Le Parlement Européen a rendu publique une étude juridique et politique sur les programmes de surveillance de la NSA, en dénonçant moins les Etats-Unis que le laisser-faire de l’Europe. La CNIL, très influente au sein du G29 qui réunit les gendarmes européens de protection des données, est explicitement pointée du doigt.

La Commission LIBE (Liberté, sécurité et justice) du Parlement Européen a rendu publique ce jeudi une étude (.pdf) commandée à Caspar Bowden, un ancien conseiller de Microsoft devenu expert intransigeant des questions de vie privée sur Internet, sur "les programmes de surveillance des Etats-Unis et leurs effets sur les droits fondamentaux des citoyens de l’Union Européenne".

Les conclusions du rapport de 50 pages, réalisé en réaction aux révélations du programme PRISM et des pratiques de surveillance de la NSA, sont très critiques envers les USA, mais aussi et surtout à l’encontre des institutions européennes à qui Bowden reproche un laisser-faire coupable. La CNIL y est désignée comme figure de proue de ce qui apparaît au mieux comme de la naïveté, au pire comme de la complicité dans l’absence de protection effective de la vie privée des citoyens européens.

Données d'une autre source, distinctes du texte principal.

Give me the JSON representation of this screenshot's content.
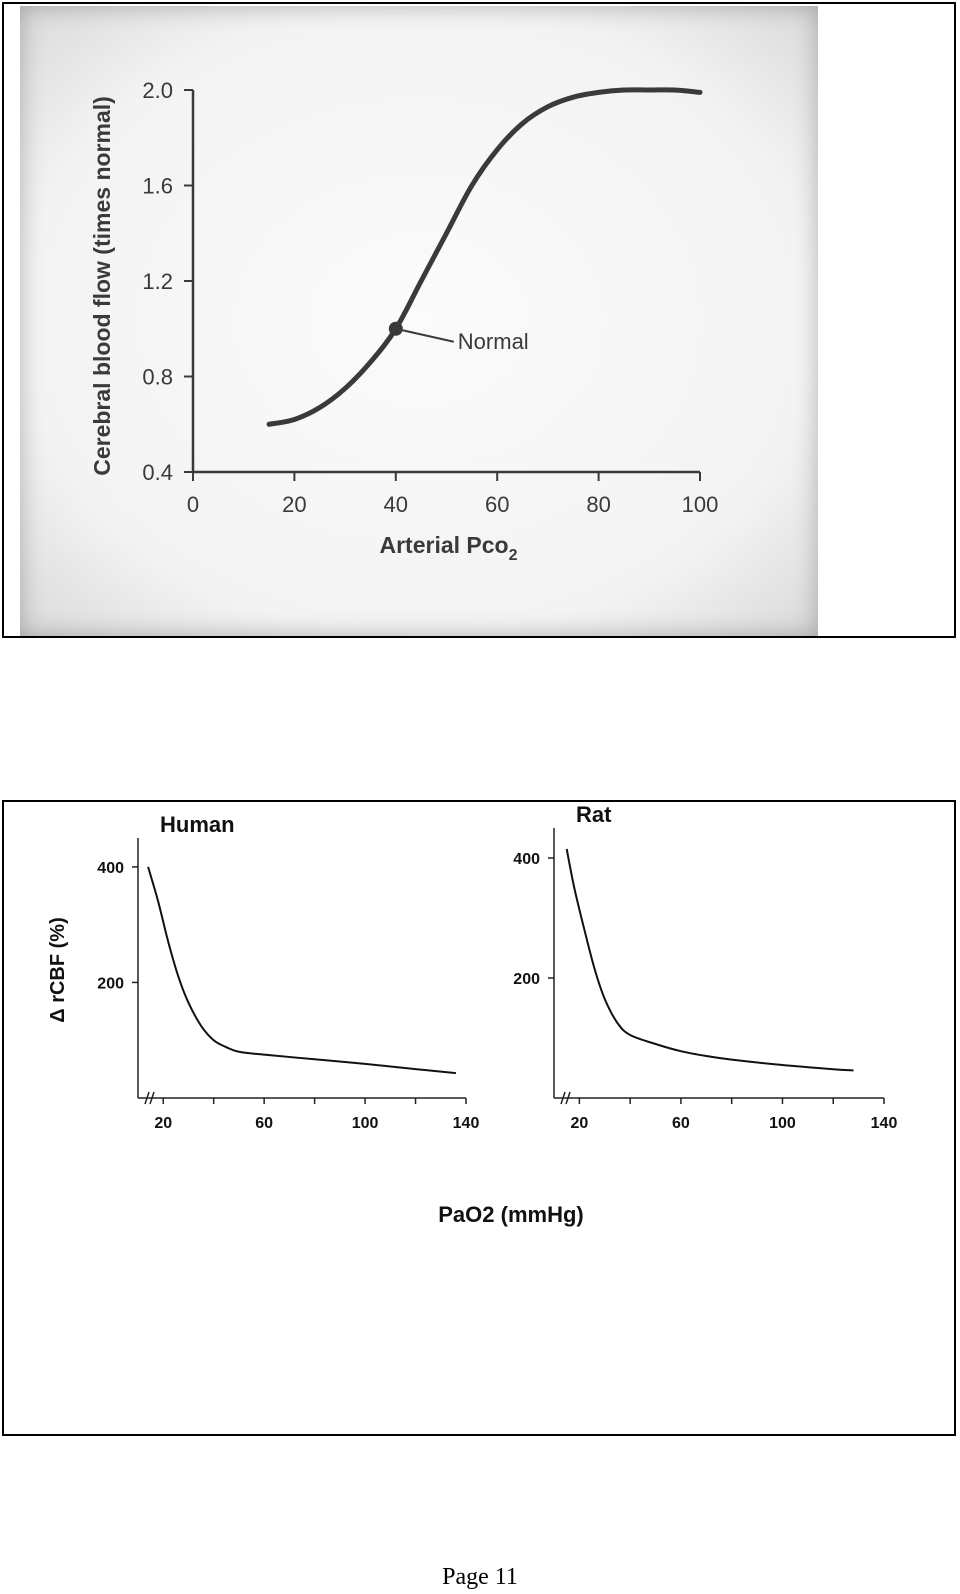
{
  "chart_data": [
    {
      "type": "line",
      "title": "",
      "xlabel": "Arterial Pco",
      "xlabel_subscript": "2",
      "ylabel": "Cerebral blood flow (times normal)",
      "xlim": [
        0,
        100
      ],
      "ylim": [
        0.4,
        2.0
      ],
      "x_ticks": [
        0,
        20,
        40,
        60,
        80,
        100
      ],
      "y_ticks": [
        0.4,
        0.8,
        1.2,
        1.6,
        2.0
      ],
      "x_tick_labels": [
        "0",
        "20",
        "40",
        "60",
        "80",
        "100"
      ],
      "y_tick_labels": [
        "0.4",
        "0.8",
        "1.2",
        "1.6",
        "2.0"
      ],
      "grid": false,
      "series": [
        {
          "x": [
            15,
            20,
            25,
            30,
            35,
            40,
            45,
            50,
            55,
            60,
            65,
            70,
            75,
            80,
            85,
            90,
            95,
            100
          ],
          "y": [
            0.6,
            0.62,
            0.67,
            0.75,
            0.86,
            1.0,
            1.2,
            1.4,
            1.6,
            1.75,
            1.86,
            1.93,
            1.97,
            1.99,
            2.0,
            2.0,
            2.0,
            1.99
          ]
        }
      ],
      "annotations": [
        {
          "label": "Normal",
          "x": 40,
          "y": 1.0
        }
      ],
      "color": "#3a3a3a"
    },
    {
      "type": "line",
      "title": "Human",
      "ylabel": "Δ rCBF (%)",
      "xlabel": "PaO2 (mmHg)",
      "xlim": [
        10,
        140
      ],
      "ylim": [
        0,
        450
      ],
      "x_ticks": [
        20,
        60,
        100,
        140
      ],
      "x_tick_labels": [
        "20",
        "60",
        "100",
        "140"
      ],
      "y_ticks": [
        200,
        400
      ],
      "y_tick_labels": [
        "200",
        "400"
      ],
      "axis_break": true,
      "grid": false,
      "series": [
        {
          "x": [
            14,
            18,
            22,
            26,
            30,
            35,
            40,
            45,
            50,
            60,
            80,
            100,
            120,
            136
          ],
          "y": [
            400,
            340,
            270,
            210,
            165,
            125,
            100,
            88,
            80,
            75,
            67,
            59,
            50,
            43
          ]
        }
      ],
      "color": "#111111"
    },
    {
      "type": "line",
      "title": "Rat",
      "xlabel": "PaO2 (mmHg)",
      "xlim": [
        10,
        140
      ],
      "ylim": [
        0,
        450
      ],
      "x_ticks": [
        20,
        60,
        100,
        140
      ],
      "x_tick_labels": [
        "20",
        "60",
        "100",
        "140"
      ],
      "y_ticks": [
        200,
        400
      ],
      "y_tick_labels": [
        "200",
        "400"
      ],
      "axis_break": true,
      "grid": false,
      "series": [
        {
          "x": [
            15,
            18,
            22,
            26,
            30,
            35,
            40,
            50,
            60,
            70,
            80,
            100,
            120,
            128
          ],
          "y": [
            415,
            350,
            280,
            215,
            165,
            125,
            105,
            90,
            78,
            70,
            64,
            55,
            48,
            46
          ]
        }
      ],
      "color": "#111111"
    }
  ],
  "shared_xlabel": "PaO2 (mmHg)",
  "footer": {
    "page_label": "Page 11"
  }
}
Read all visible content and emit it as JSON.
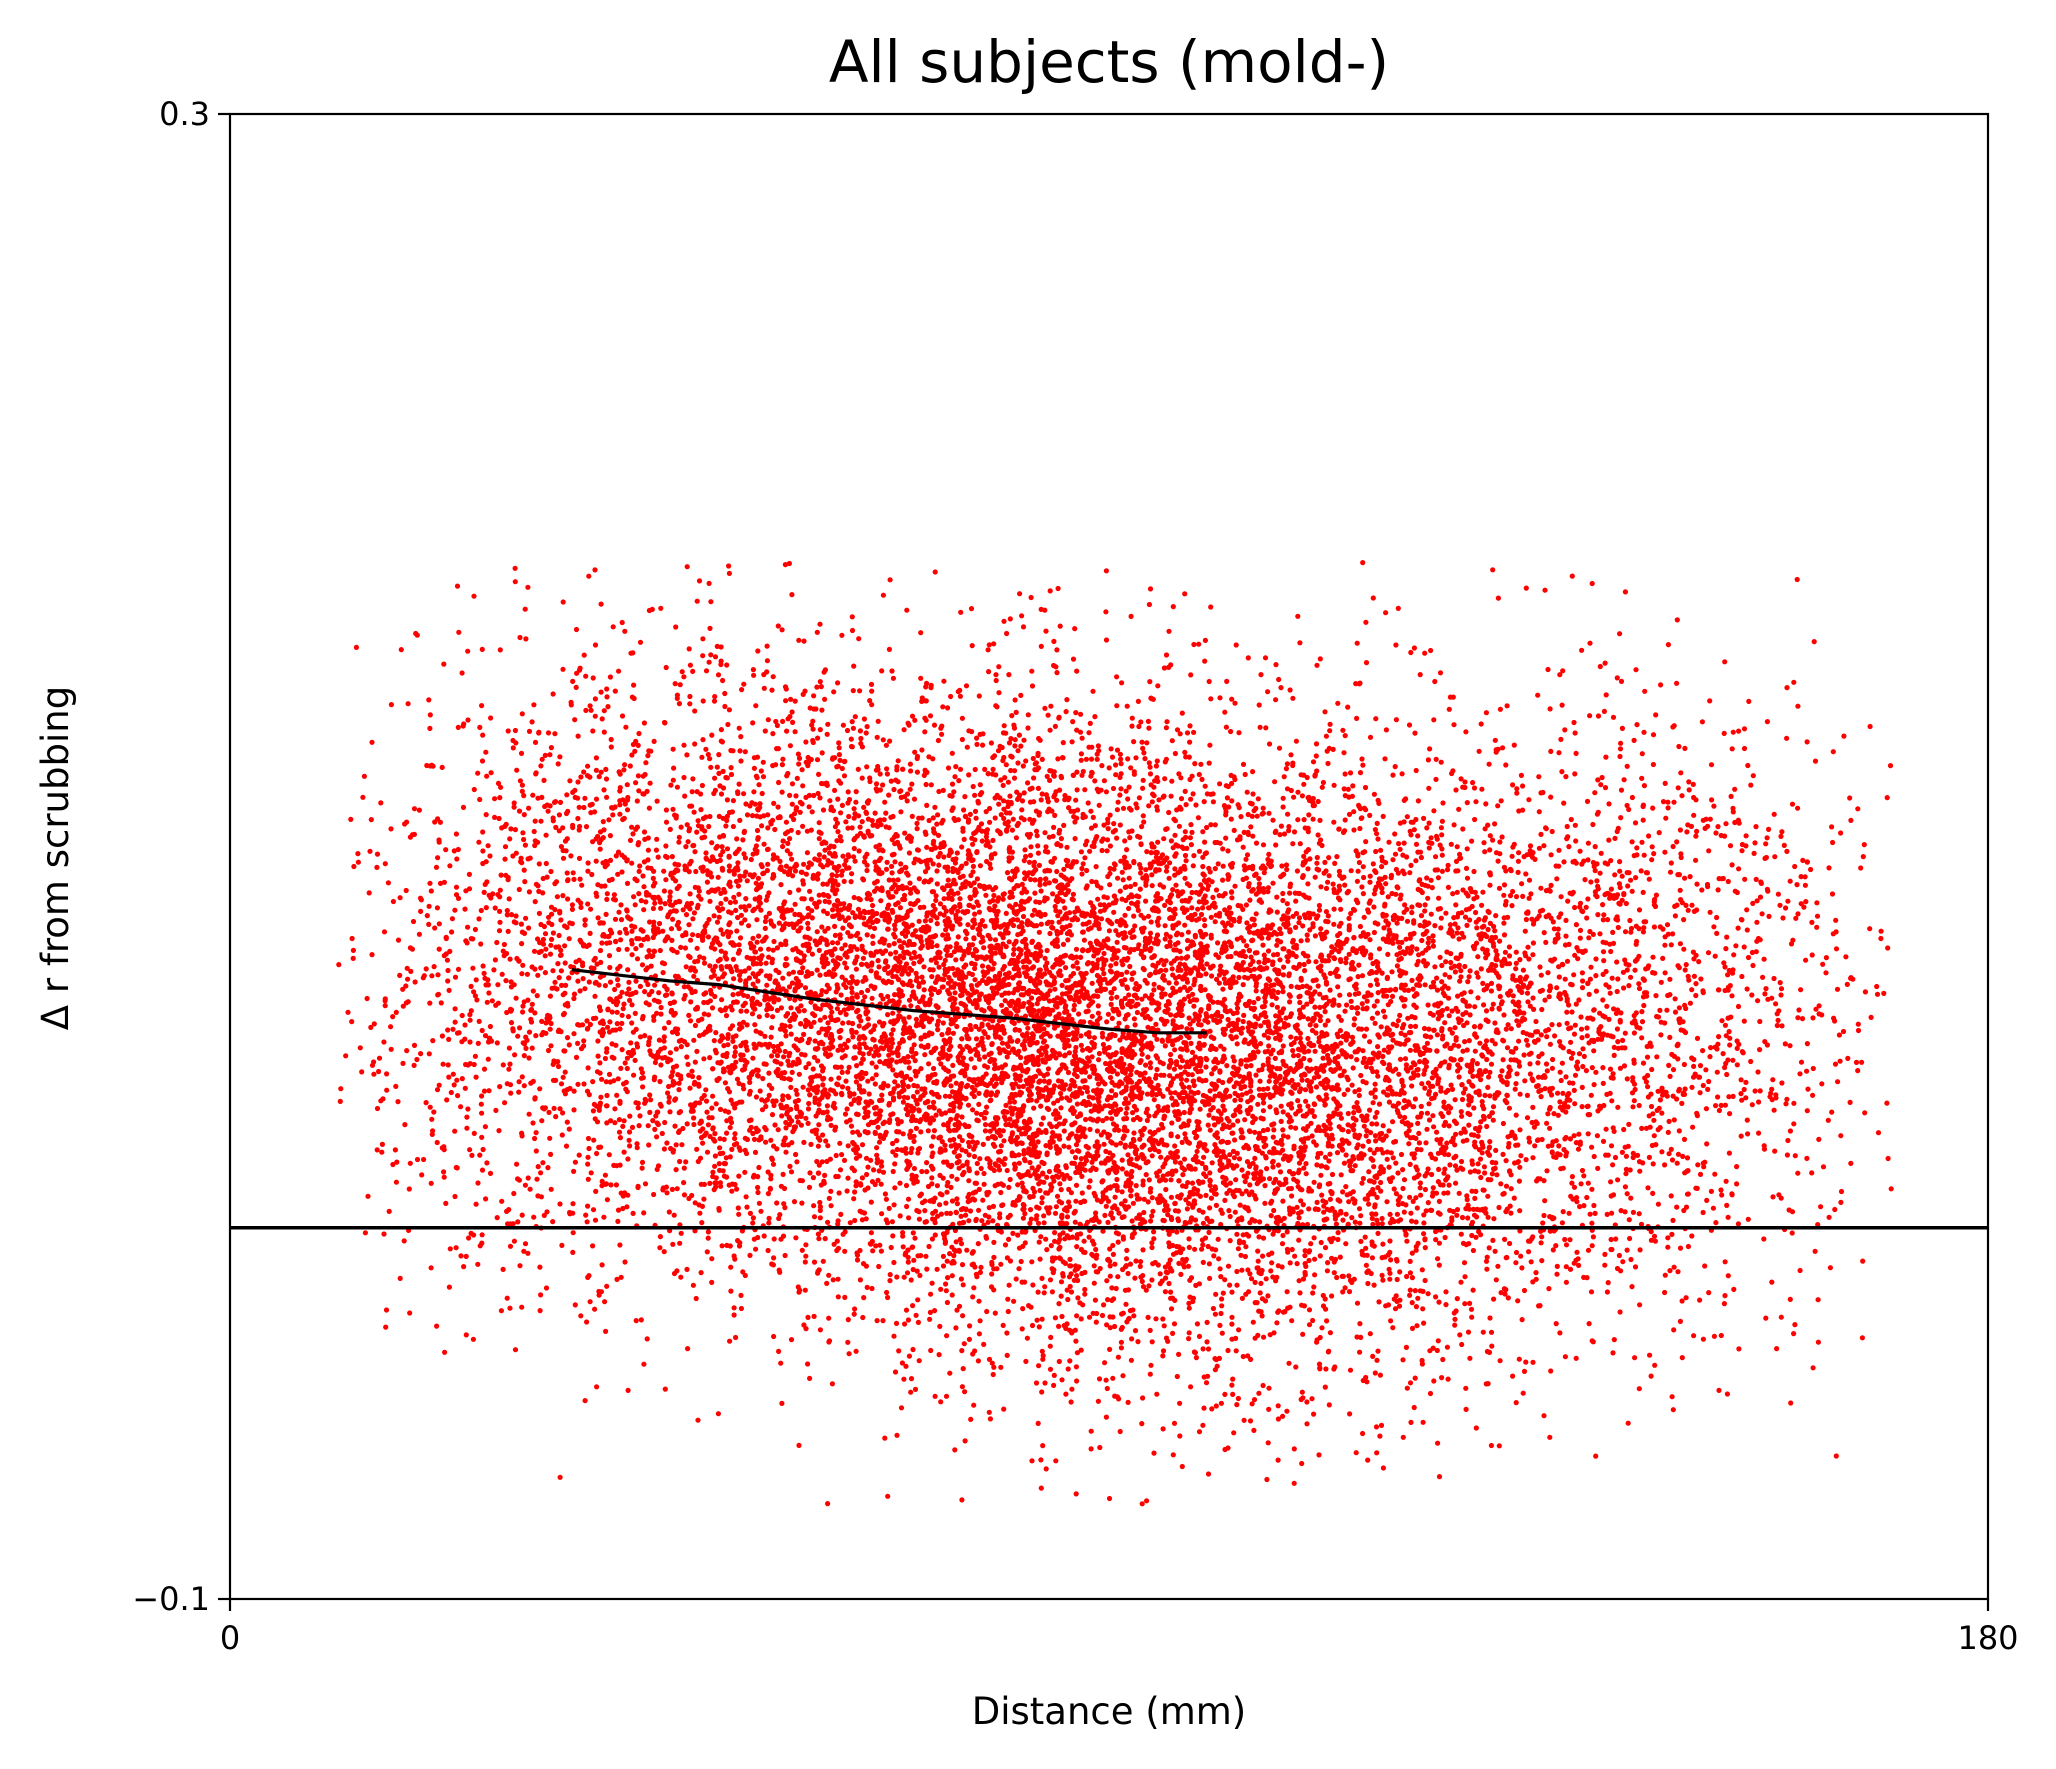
{
  "chart_data": {
    "type": "scatter",
    "title": "All subjects (mold-)",
    "xlabel": "Distance (mm)",
    "ylabel": "Δ r from scrubbing",
    "xlim": [
      0,
      180
    ],
    "ylim": [
      -0.1,
      0.3
    ],
    "xticks": [
      0,
      180
    ],
    "xtick_labels": [
      "0",
      "180"
    ],
    "yticks": [
      -0.1,
      0.3
    ],
    "ytick_labels": [
      "−0.1",
      "0.3"
    ],
    "grid": false,
    "legend": "none",
    "colors": {
      "points": "#ff0000",
      "trend": "#000000",
      "zero_line": "#000000",
      "axes": "#000000"
    },
    "reference_line": {
      "y": 0
    },
    "cloud": {
      "n_points": 14000,
      "x_range": [
        10,
        171
      ],
      "x_peak": 85,
      "center_y_at_x": [
        [
          10,
          0.06
        ],
        [
          35,
          0.07
        ],
        [
          60,
          0.065
        ],
        [
          85,
          0.052
        ],
        [
          110,
          0.045
        ],
        [
          135,
          0.052
        ],
        [
          160,
          0.065
        ],
        [
          171,
          0.065
        ]
      ],
      "spread_y": 0.042,
      "y_min": -0.075,
      "y_max": 0.18
    },
    "series": [
      {
        "type": "line",
        "x": [
          35,
          40,
          45,
          50,
          55,
          60,
          65,
          70,
          75,
          80,
          85,
          90,
          95,
          100
        ],
        "y": [
          0.0695,
          0.068,
          0.0665,
          0.0655,
          0.0635,
          0.0615,
          0.06,
          0.0585,
          0.0575,
          0.0565,
          0.055,
          0.0535,
          0.0525,
          0.0525
        ]
      }
    ]
  }
}
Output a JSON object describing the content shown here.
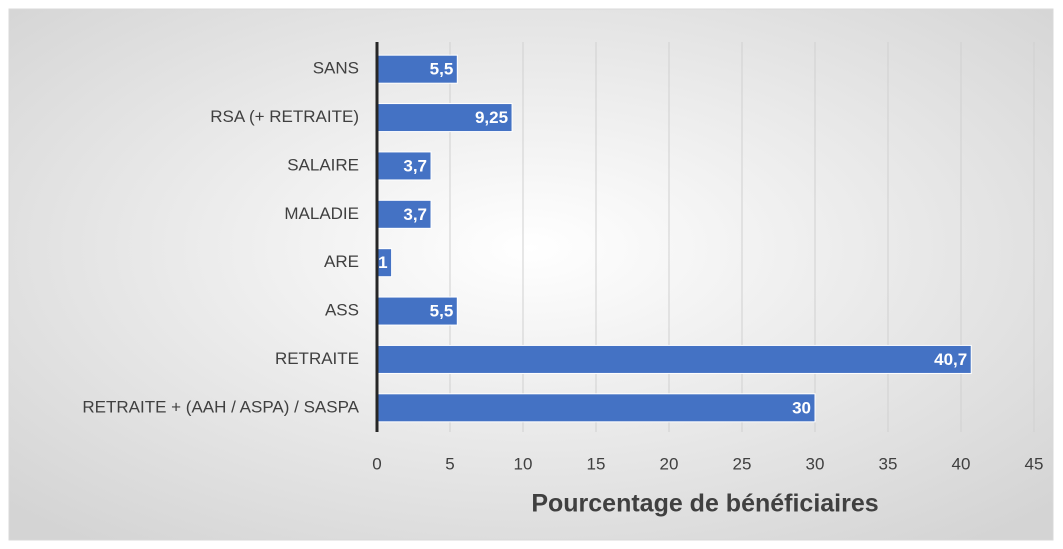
{
  "chart_data": {
    "type": "barh",
    "xlabel": "Pourcentage de bénéficiaires",
    "categories": [
      "SANS",
      "RSA (+ RETRAITE)",
      "SALAIRE",
      "MALADIE",
      "ARE",
      "ASS",
      "RETRAITE",
      "RETRAITE + (AAH / ASPA) / SASPA"
    ],
    "values": [
      5.5,
      9.25,
      3.7,
      3.7,
      1,
      5.5,
      40.7,
      30
    ],
    "value_labels": [
      "5,5",
      "9,25",
      "3,7",
      "3,7",
      "1",
      "5,5",
      "40,7",
      "30"
    ],
    "color": "#4472c4",
    "xlim": [
      0,
      45
    ],
    "xticks": [
      0,
      5,
      10,
      15,
      20,
      25,
      30,
      35,
      40,
      45
    ],
    "grid": true
  }
}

Tout d’abord, l’étude détaille comment, depuis plusieurs décennies, "les États-Unis ont systématiquement méprisé les droits fondamentaux des citoyens des pays tiers", en édictant des lois successives (FISA, Patriot Act, FAA...) qui ne protégeaient que leurs propres ressortissants, mais n’accordaient aucuns droits à la vie privée aux non-Américains. Avec le développement du cloud qui est très fortement dominé par les acteurs américains comme Amazon, Google, Apple, Microsoft, IBM, ou encore Yahoo, "les citoyens de l’UE sont dans une position de fragilité particulière, pris en étau qu’ils sont entre le marteau des services de renseignement américains et l’enclume des grandes compagnies privées qui fournissent ce type de services à l’échelle mondiale et exercent à leur guise leur droit de propriété sur les données échangées", fait remarquer Bowden.

L’Union Européenne se devait donc de redoubler de vigilance pour protéger ses concitoyens. Mais le rapport estime que malgré plusieurs avis d’experts et de nombreuses mises en garde, l’UE a largement négligé le fait que "l’informatique en nuage et la législation américaine dans ce domaine représentent une menace sans précédent contre la souveraineté des données de l’UE".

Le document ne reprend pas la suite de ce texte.